The reaction is as follows:

${{\rm{C}}_3}{{\rm{H}}_5}{\left( {{\rm{N}}{{\rm{O}}_3}} \right)_2}\left( l \right) \to {\rm{C}}{{\rm{O}}_2}\left( g \right){\rm{ + }}{{\rm{N}}_2}\left( g \right){\rm{ + }}\,\,{{\rm{H}}_2}{\rm{O}}\left( g \right) + {{\rm{O}}_2}\left( g \right)$

The balanced reaction is as follows:

${\rm{4}}{{\rm{C}}_3}{{\rm{H}}_5}{\left( {{\rm{N}}{{\rm{O}}_3}} \right)_2}\left( l \right) \to 12{\rm{C}}{{\rm{O}}_2}\left( g \right){\rm{ + }}\,{\rm{6}}{{\rm{N}}_2}\left( g \right){\rm{ + }}\,10\,{{\rm{H}}_2}{\rm{O}}\left( g \right) + {{\rm{O}}_2}\left( g \right)$

Calculate the mass of ${\rm{C}}{{\rm{O}}_2}\left( g \right)$formed as follows:

$\begin{array}{l}\\{\rm{Mass}}\,\,{\rm{of}}\,\,{\rm{C}}{{\rm{O}}_2}\, = \,\,5.00\,{\rm{g}}\,{\rm{of}}\,{{\rm{C}}_3}{{\rm{H}}_5}{\left( {{\rm{N}}{{\rm{O}}_3}} \right)_2} \times \frac{{1\,{\rm{mol}}\,{{\rm{C}}_3}{{\rm{H}}_5}{{\left( {{\rm{N}}{{\rm{O}}_3}} \right)}_2}}}{{227.06\,{\rm{g}}\,{{\rm{C}}_3}{{\rm{H}}_5}{{\left( {{\rm{N}}{{\rm{O}}_3}} \right)}_2}}}\,\,\\\\\,\,\,\,\,\,\,\,\,\,\,\,\,\,\,\,\,\,\,\,\,\,\,\,\,\,\,\,\,\,\,\,\,\,\,\,\,\,\,\,\,\,\,\,\,\,\,\,\,\,\,\,\,\,\,\,\,\,\,\,\,\,\,\,\,\,\,\,\,\,\,\,\,\,\,\,\,\,\,\,\,\,\,\,\,\,\,\,\,\,\,\,\,\,\,\,\, \times \frac{{12\,{\rm{mol}}\,{\rm{C}}{{\rm{O}}_2}}}{{4\,{\rm{mol}}\,{{\rm{C}}_3}{{\rm{H}}_5}{{\left( {{\rm{N}}{{\rm{O}}_3}} \right)}_2}}} \times \frac{{44.02\,{\rm{g}}\,{\rm{C}}{{\rm{O}}_2}}}{{{\rm{1}}\,{\rm{mol}}\,{\rm{C}}{{\rm{O}}_2}}}\\\\\,\,\,\,\,\,\,\,\,\,\,\,\,\,\,\,\,\,\,\,\,\,\,\,\,\,\,\,\,\, = \,\,2.91\,{\rm{g}}\\\end{array}$

Ans:

Therefore, the mass of ${{\rm{H}}_2}\left( g \right)$ is$0.083\,{\rm{g}}$.

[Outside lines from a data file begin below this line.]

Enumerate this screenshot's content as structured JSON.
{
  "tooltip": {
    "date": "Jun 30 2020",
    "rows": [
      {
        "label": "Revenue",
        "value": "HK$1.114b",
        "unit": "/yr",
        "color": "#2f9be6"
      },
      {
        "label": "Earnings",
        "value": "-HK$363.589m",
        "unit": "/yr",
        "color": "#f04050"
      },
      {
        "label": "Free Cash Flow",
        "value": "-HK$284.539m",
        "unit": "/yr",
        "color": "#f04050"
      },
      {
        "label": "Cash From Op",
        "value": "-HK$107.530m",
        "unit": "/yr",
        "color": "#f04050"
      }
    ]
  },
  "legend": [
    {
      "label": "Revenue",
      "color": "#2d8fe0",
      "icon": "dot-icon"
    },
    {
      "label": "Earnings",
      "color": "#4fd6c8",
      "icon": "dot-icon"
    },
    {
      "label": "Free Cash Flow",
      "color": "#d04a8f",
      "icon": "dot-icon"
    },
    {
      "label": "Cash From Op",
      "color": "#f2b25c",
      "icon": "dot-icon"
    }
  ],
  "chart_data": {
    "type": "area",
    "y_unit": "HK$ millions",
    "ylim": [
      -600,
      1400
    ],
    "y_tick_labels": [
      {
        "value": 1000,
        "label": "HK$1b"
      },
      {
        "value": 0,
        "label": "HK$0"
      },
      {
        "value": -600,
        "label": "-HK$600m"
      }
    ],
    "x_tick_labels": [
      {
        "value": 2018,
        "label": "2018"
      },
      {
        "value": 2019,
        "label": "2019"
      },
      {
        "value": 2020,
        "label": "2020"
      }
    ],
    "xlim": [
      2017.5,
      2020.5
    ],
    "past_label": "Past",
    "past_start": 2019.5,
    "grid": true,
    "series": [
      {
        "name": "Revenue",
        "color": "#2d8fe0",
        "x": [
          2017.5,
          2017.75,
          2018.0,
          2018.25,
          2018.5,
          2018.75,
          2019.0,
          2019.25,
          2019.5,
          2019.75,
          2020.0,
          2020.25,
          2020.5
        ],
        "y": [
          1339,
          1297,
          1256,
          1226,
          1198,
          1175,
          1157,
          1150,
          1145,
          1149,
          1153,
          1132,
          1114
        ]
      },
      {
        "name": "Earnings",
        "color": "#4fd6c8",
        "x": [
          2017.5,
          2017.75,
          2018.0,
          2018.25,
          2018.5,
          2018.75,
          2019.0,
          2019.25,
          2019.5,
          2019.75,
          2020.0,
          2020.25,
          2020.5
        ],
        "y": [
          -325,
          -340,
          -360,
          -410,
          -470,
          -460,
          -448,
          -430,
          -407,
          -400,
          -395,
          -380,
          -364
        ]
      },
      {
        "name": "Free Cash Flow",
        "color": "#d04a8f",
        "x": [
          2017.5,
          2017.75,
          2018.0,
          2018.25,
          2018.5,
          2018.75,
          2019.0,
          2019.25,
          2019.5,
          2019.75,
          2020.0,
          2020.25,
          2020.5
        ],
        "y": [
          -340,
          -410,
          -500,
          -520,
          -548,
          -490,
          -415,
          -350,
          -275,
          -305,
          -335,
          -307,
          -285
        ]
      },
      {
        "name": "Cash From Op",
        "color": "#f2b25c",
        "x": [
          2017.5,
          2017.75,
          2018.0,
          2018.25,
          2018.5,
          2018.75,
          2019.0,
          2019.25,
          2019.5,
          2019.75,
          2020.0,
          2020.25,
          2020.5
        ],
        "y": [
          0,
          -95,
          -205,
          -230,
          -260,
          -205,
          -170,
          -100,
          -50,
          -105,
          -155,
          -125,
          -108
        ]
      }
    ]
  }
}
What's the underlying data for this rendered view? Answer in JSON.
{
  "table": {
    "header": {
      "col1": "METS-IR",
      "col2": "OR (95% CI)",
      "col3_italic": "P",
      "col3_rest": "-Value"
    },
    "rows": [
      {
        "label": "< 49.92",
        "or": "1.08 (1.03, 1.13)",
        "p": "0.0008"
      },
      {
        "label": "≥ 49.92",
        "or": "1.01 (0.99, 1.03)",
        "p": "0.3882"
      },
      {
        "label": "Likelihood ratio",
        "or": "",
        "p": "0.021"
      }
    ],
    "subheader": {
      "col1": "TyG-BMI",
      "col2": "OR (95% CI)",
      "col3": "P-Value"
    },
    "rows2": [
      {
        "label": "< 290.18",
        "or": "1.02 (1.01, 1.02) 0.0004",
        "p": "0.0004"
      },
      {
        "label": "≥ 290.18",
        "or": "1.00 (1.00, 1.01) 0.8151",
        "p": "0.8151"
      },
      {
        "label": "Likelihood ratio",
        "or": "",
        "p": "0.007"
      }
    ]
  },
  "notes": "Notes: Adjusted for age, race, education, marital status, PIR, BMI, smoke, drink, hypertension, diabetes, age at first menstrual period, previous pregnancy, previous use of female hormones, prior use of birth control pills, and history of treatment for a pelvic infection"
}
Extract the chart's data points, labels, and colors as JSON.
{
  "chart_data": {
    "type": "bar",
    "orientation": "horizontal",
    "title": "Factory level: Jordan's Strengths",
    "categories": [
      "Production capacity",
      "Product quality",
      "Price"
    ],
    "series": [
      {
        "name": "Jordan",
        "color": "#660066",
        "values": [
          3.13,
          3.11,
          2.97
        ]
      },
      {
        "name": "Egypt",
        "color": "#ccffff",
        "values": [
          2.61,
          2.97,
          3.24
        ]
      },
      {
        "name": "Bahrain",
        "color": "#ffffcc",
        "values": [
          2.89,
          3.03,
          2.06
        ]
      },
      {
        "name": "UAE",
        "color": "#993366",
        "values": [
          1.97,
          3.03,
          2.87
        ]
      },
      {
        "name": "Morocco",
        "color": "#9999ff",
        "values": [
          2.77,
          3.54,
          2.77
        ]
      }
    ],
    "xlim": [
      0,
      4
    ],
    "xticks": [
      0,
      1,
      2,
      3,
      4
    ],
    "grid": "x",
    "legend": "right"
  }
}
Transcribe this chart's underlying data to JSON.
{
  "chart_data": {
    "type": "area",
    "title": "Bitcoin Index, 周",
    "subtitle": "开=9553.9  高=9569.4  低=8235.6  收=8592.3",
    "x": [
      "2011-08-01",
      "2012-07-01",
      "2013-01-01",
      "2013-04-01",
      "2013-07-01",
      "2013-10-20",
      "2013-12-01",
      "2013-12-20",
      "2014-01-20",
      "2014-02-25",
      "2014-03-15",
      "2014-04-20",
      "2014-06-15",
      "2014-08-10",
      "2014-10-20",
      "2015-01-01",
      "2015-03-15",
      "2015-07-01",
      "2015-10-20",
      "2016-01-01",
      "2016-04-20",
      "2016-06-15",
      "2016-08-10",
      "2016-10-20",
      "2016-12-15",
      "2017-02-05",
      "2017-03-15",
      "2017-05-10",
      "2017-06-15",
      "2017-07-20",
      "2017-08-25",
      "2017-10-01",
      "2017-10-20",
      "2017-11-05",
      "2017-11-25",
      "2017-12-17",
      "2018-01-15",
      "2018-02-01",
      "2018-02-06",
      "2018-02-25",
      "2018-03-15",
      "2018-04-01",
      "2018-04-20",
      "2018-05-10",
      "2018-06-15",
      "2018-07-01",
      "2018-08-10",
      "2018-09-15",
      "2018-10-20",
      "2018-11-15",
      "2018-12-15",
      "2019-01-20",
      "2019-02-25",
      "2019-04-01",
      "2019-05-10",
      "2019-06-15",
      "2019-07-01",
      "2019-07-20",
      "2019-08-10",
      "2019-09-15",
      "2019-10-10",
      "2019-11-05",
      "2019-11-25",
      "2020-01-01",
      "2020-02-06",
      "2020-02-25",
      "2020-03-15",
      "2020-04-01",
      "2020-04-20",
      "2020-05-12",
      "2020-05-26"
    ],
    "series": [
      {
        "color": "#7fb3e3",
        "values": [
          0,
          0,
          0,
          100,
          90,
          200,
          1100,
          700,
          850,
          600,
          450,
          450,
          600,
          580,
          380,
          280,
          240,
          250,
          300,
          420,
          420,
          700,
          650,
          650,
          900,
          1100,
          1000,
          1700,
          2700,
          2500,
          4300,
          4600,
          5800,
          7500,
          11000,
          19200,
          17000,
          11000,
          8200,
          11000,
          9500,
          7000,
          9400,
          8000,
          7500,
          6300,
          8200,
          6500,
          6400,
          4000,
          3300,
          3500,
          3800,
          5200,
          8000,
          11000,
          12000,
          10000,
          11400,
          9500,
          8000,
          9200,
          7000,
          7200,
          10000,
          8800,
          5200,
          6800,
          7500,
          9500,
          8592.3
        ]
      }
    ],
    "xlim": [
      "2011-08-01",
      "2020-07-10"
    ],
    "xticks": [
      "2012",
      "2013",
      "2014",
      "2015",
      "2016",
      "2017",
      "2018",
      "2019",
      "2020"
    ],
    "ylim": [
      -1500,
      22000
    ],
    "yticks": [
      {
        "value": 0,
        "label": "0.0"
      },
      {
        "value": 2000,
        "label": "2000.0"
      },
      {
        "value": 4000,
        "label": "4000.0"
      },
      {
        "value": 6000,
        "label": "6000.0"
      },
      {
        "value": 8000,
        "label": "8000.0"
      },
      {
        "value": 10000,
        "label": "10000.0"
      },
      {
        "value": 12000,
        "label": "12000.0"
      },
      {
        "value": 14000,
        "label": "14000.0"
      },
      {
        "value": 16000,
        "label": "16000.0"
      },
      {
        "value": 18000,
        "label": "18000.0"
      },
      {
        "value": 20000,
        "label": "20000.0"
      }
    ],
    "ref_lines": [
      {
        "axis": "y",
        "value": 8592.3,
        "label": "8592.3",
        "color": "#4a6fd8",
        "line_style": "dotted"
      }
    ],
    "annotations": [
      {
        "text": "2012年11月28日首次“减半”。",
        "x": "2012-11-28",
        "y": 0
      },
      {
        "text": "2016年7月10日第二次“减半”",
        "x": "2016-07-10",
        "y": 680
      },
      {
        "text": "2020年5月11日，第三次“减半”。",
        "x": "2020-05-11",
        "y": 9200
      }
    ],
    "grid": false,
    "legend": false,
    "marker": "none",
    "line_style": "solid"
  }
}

Therefore, the mass of ${{\rm{H}}_2}{\rm{O}}\left( g \right)$required is$112.5\,{\rm{g}}$.

Therefore, the mass of ${\rm{C}}{{\rm{O}}_2}\left( g \right)$produced is$2.91\,{\rm{g}}$.